# Causal Inference in Statistics 
(Pearl, Glymour, Jewell)



## **Chapter 2 - Graphical Models and Their Applications**

**Rule 1 (Conditional  Independence in Chains)**: Two variables, $X$ and $Y$, are conditionally independent given $Z$, if there is only one unidirectional path between $X$ and $Y$ and $Z$ is any set of variables that intercepts that path. 

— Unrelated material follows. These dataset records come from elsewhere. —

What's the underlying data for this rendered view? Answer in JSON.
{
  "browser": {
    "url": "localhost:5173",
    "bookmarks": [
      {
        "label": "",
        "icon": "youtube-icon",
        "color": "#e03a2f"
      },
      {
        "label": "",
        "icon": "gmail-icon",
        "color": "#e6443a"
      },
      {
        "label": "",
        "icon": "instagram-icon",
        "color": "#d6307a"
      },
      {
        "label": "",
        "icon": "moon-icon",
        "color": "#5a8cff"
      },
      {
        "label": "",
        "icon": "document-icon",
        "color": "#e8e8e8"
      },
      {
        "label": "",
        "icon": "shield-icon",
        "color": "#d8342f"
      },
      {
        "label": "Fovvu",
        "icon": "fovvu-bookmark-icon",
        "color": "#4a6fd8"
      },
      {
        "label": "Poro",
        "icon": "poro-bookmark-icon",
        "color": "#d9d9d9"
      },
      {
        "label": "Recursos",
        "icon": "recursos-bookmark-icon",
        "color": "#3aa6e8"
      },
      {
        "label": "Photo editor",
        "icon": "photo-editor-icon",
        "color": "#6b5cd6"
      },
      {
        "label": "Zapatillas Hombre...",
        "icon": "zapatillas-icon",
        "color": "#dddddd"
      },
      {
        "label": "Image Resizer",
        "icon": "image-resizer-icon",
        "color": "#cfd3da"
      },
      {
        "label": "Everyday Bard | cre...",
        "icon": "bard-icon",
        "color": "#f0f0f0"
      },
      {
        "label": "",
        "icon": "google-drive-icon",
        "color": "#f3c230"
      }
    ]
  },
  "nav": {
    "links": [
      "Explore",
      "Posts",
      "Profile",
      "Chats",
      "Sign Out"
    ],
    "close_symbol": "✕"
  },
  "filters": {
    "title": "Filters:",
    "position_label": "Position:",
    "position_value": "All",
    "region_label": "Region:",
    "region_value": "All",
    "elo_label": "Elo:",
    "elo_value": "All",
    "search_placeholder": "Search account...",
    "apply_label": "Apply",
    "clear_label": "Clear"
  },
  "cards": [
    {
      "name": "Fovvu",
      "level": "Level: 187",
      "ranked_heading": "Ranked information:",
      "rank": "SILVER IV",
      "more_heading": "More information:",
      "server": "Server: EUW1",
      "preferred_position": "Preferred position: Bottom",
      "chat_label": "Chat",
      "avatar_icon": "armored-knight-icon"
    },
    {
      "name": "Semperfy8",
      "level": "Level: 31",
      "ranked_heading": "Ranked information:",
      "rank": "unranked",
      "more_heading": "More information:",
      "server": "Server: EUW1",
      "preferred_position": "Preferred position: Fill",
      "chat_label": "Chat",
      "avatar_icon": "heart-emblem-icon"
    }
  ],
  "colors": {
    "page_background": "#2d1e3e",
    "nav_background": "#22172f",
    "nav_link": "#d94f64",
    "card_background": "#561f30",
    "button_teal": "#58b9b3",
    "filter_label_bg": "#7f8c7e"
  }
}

**Rule 2 (Conditional Independence in Forks)**: If a variable $X$ is a common cause of variables $Y$ and $Z$, and there is only one path between $Y$ and $Z$, then $Y$ and $Z$ are independent conditional on $X$

**Rule 3 (Conditional Independnce in Colliders)**: If a variable $Z$ is the collision node between two variables $X$ and $Y$, and there is only one path between $X$ and $Y$, then $X$ and $Y$ are unconditionally independent but are dependent conditional on $Z$ and any descendant of $Z$. 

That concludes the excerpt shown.